Let’s suppose Kennedy is correct. He argues that a grassroots movement is needed to get the mainstream media that are not already in the pay of American neocons to get off the fence and start force-feeding the American people some terrible truths. But if you were CBS, NBC, ABC, CNN or any of the (few) independent radio stations or newspapers, why would you risk the wrath of Karl, your ratings, your advertising revenues or your job, to do this? You can get these truths from the New York Times or the New Yorker, from NPR and PBS (for now, anyway) and from a handful of other sources, and from many online sites. The public isn’t abandoning the non-neocon mainstream media for these more illuminating sources, so why would these media rock the boat? Out of a sense of responsibility to give the public what they clearly don’t want? Yeah, right. If Kennedy is correct America is in deep shit, and anyone who listens to him carefully and thoughtfully is going to be filled with despair and defeatism, not with indignation and energy to bring about change.
Let’s suppose this third group is correct. Let’s suppose that half of the half of Americans who don’t vote stay away because they’re really convinced it doesn’t make any difference, because they’ve been screwed by both parties and don’t trust either of them. They have to be really cynical to stay away when the talking points of the two parties are so radically different from each other. Is the emergence of a third party, in a country where two-party politics has been so entrenched and where the entire system (gerrymandering, campaign finance, the media, the leadership debate selection committee etc.) is designed to sustain that duopoly, going to happen in anything short of overwhelming, catastrophic circumstances? Of course not. So if this third group is correct, the situation is even worse than if Kennedy is correct.
As much as I like RFK Jr. and greatly admire the work he is doing with NRDC, I cannot agree with his grim assessment that so many Americans are so ignorant they can’t think past the propaganda of the neocon media machine. I think the large majority of Americans are smarter than that. They may not be well informed, but they know bullshit when they see or hear it.

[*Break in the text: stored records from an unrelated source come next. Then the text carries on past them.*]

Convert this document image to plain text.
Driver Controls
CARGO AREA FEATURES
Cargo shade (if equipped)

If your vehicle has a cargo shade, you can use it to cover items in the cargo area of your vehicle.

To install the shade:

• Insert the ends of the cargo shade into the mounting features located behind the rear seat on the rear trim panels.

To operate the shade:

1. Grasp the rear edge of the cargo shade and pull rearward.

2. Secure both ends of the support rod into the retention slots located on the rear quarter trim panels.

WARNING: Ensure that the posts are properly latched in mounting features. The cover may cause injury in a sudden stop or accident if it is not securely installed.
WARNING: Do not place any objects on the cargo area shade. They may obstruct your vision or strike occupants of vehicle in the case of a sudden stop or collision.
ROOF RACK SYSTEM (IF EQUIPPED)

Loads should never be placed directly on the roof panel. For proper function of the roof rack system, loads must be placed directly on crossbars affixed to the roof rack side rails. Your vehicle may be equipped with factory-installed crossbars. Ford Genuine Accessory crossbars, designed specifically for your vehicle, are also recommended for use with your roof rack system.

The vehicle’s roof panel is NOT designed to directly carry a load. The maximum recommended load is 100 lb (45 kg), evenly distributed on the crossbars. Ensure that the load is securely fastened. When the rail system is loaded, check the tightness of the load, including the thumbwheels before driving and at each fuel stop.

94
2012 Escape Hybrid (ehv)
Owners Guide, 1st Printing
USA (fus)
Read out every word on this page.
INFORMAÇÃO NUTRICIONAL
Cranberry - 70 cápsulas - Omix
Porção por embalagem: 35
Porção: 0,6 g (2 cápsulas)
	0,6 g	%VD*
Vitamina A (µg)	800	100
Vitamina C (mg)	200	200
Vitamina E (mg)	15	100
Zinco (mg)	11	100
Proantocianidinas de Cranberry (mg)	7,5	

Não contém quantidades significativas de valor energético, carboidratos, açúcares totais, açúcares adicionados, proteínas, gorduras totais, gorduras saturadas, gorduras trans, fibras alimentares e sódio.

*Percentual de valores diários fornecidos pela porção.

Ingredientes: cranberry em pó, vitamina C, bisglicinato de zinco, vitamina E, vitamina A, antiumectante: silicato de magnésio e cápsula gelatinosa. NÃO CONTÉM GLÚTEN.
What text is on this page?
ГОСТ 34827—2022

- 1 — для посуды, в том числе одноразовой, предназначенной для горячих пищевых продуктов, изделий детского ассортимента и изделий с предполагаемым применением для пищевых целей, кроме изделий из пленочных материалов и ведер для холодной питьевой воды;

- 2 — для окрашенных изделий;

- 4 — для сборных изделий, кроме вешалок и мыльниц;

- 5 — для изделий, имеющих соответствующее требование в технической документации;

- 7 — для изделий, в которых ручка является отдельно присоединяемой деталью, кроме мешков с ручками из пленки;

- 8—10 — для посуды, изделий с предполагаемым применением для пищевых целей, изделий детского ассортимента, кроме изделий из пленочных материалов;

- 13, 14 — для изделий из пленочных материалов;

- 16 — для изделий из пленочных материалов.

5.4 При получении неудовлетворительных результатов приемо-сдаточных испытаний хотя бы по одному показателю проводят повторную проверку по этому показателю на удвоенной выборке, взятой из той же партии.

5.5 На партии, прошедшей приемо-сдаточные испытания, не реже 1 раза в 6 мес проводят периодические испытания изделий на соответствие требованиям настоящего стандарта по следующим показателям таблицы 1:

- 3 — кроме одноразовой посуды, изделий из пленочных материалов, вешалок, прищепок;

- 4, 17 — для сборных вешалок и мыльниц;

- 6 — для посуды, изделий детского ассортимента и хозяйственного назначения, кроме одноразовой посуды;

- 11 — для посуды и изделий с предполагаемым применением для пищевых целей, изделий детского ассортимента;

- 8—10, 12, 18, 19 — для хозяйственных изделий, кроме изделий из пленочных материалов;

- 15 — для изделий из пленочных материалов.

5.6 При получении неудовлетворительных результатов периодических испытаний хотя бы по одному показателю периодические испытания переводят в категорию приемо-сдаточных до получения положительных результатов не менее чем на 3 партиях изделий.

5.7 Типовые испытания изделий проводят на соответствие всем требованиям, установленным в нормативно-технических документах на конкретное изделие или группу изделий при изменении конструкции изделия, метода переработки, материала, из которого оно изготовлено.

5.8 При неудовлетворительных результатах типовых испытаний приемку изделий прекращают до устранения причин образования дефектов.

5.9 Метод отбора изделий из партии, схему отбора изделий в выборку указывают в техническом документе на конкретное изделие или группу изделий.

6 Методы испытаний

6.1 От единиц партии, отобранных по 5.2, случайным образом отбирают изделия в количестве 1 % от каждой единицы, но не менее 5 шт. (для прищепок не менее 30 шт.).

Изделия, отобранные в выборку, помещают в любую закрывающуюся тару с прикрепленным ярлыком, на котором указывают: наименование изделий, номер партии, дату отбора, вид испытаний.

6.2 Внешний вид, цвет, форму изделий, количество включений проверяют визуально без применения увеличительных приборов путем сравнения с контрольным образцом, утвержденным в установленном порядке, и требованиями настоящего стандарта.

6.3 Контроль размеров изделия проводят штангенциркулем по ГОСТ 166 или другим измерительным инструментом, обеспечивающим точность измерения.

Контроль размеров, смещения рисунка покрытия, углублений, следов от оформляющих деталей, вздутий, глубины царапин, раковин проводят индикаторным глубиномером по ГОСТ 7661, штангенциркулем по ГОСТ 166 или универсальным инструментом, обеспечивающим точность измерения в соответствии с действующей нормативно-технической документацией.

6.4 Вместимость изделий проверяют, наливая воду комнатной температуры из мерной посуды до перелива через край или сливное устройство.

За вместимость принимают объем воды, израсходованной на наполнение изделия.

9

I am less inclined to doubt the cynicism of the third group, who despite the apparently dramatically different rhetoric we are hearing from politicians, really don’t believe it makes much if any difference whether the Tweedledum or Tweedledee party is elected. What Gene McCarthy called acedia (beyond apathy, spiritual torpor, resignation) in the dark days of Nixon’s America, is far more dangerous an enemy than ignorance. It is far more difficult to overcome, and it afflicts those who are creative and who would normally tend to be activists. Worse, if you follow the lessons of history, it is apathy, in deadly combination with fear, that has allowed the deterioration of values and the seizing of power by opportunists responsible for the greatest atrocities of the past millennium.
Apathy, acedia, learned helplessness, hopelessness. These, and not ignorance, are the real enemies of our time. We will not overcome them with rhetoric, or with knowledge. We might overcome them through a few charismatic and independent leaders, though they are as likely to take us down a worse path than a better one. We might overcome them by inventing and talking about a better way of doing things — a better social, economic, political, legal, environmental, and educational system — but will even that be enough to pull people out of their resignation?
Barring that, we can only wait until the situation gets much worse, until the pain of doing nothing exceeds the pain of revolution. Until, in other words, there is nothing more to lose.